Incapacitated Person: A person who is impaired by reason of mental illness, mental deficiency, physical illness or disability, advanced age, chronic use of drugs, chronic intoxication, or other cause (except minority) to the extent of lacking sufficient understanding or capacity to make or communicate responsible decisions.

Inter Vivos: Between living persons. Usually refers to a trust created during the Trustor’s lifetime for the benefit of another.

Intestacy, Intestate: The state or condition when a person dies without a valid will. The law has rules determining who gets the estate property if a person dies Intestate.

Irrevocable: Indicates something cannot be changed or terminated.

Irrevocable Trust: A Trust with terms that cannot be changed or terminated.

Joint Tenancy with Right of Survivorship: A form for holding undivided title to property among more than one person. When of the co-owners dies, the other becomes the sole owner of the property.

Joint and Survivor Insurance: A policy underwritten on the life of two persons, usually husband and wife or business partners.

Living Trust: Commonly used instead of a will in order to avoid probate proceedings, a Living Trust is a revocable trust in which the grantor transfers some or all of his property to one or more Beneficiaries. Also called an inter vivos trust.

Living Will: A legal document stating that the signer does want to be kept alive by artificial or extraordinary means, when there is no expectation of recovery from a physical or mental disability. The enforceability of such documents are unclear in absence of applicable legislation.

Marital Deduction: A deduction allowing for the unlimited transfer of any or all property from one spouse to the other generally free from estate or gift tax.

Minor Child: A person who has not reached the age of majority. The age is usually 16-18 years of age, and varies from state to state.

Power of Appointment: Authority conferred by deed or will to make a gift or distribute property. A "general" power of appointment places no limitation on the receivers of the property. A "special" or "limited" power of appointment limits who can receive the property.

Power of Attorney: A legal document granting authority for a person to act for another.

Probate: The process of proving to a court of appropriate jurisdiction that a document is a deceased person’s will. When proved to the satisfaction of the court, the document is received, filed, and recorded, and is then said to be admitted to probate or probated.

Probate Court: The court with the authority to recognize a document as a deceased person’s will. The court executes the directive of the will.

Representative: Someone who is authorized to act on one’s behalf, such as an executor or trustee.

Separate Property: Everything owned by an individual that is not Community Property, such as property acquired before marriage and kept separate by the owner, property acquired during marriage by gift or inheritance, or a joint tenant’s interest in joint tenancy property.

Settlor: One who places assets in trust. Another term for Trustor.

State Death or Inheritance Taxes: Some states impose a tax on the transfer of property at a person’s death.

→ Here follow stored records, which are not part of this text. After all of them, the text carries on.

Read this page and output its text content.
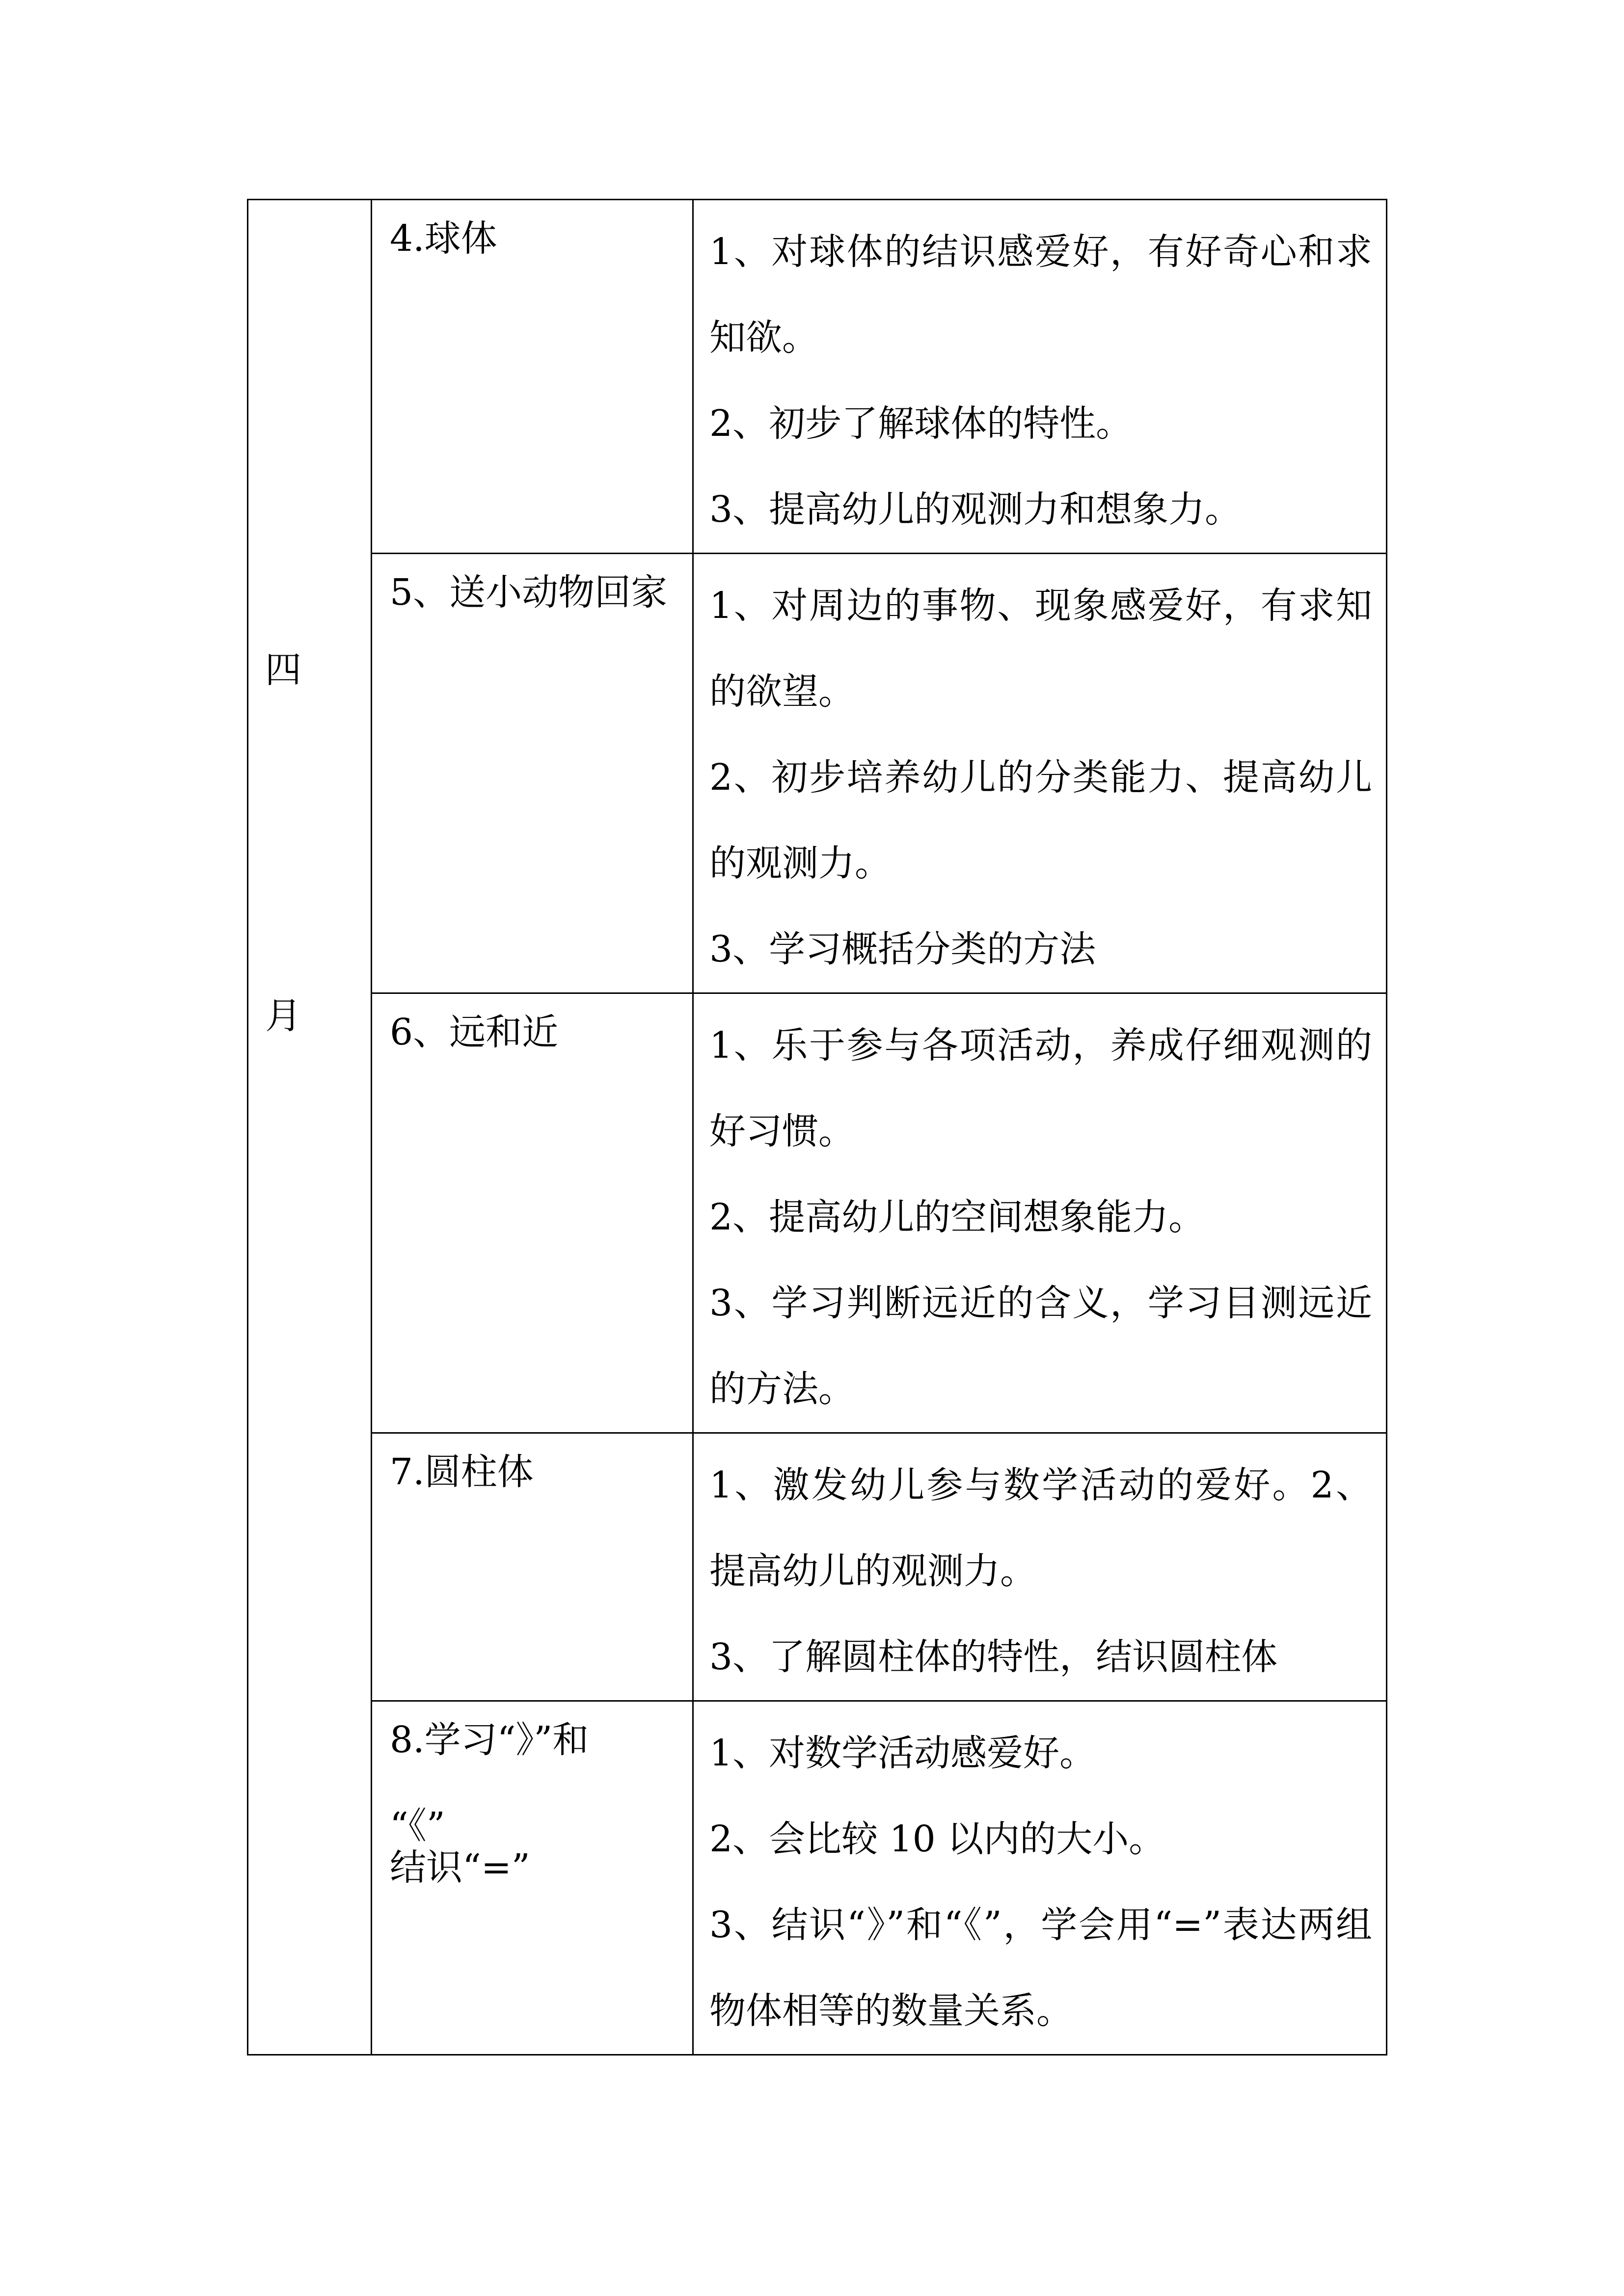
四
月	4.球体	1、对球体的结识感爱好，有好奇心和求知欲。
2、初步了解球体的特性。
3、提高幼儿的观测力和想象力。

	5、送小动物回家	1、对周边的事物、现象感爱好，有求知的欲望。
2、初步培养幼儿的分类能力、提高幼儿的观测力。
3、学习概括分类的方法

	6、远和近	1、乐于参与各项活动，养成仔细观测的好习惯。
2、提高幼儿的空间想象能力。
3、学习判断远近的含义，学习目测远近的方法。

	7.圆柱体	1、激发幼儿参与数学活动的爱好。2、提高幼儿的观测力。
3、了解圆柱体的特性，结识圆柱体

	8.学习“》”和
“《”
结识“=”	1、对数学活动感爱好。
2、会比较 10 以内的大小。
3、结识“》”和“《”，学会用“=”表达两组物体相等的数量关系。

Step-Up in Basis: At death, the Basis of most property becomes the Fair Market Value at the time of death, as opposed to the Fair Market Value at the time the decedent acquired the property.

Testamentary Trust: A trust created by the terms of a will.

Testate: A person who dies with a valid will.

Trust: A legal document created by a grantor during his lifetime for the benefit of another.

Trustee: The person named in a trust to manage the property and distribute the property according to the terms of the trust.

Unified Credit: An estate tax credit equal to $192,800, which allows an exemption from tax on property transfers up to $600,000. The Taxpayer Relief Act of 1997 replaced the Unified Credit with the applicable exemption amount and corresponding credit amount.

Will: A legal document directing the disposition of property at death. A will takes force through the probate court.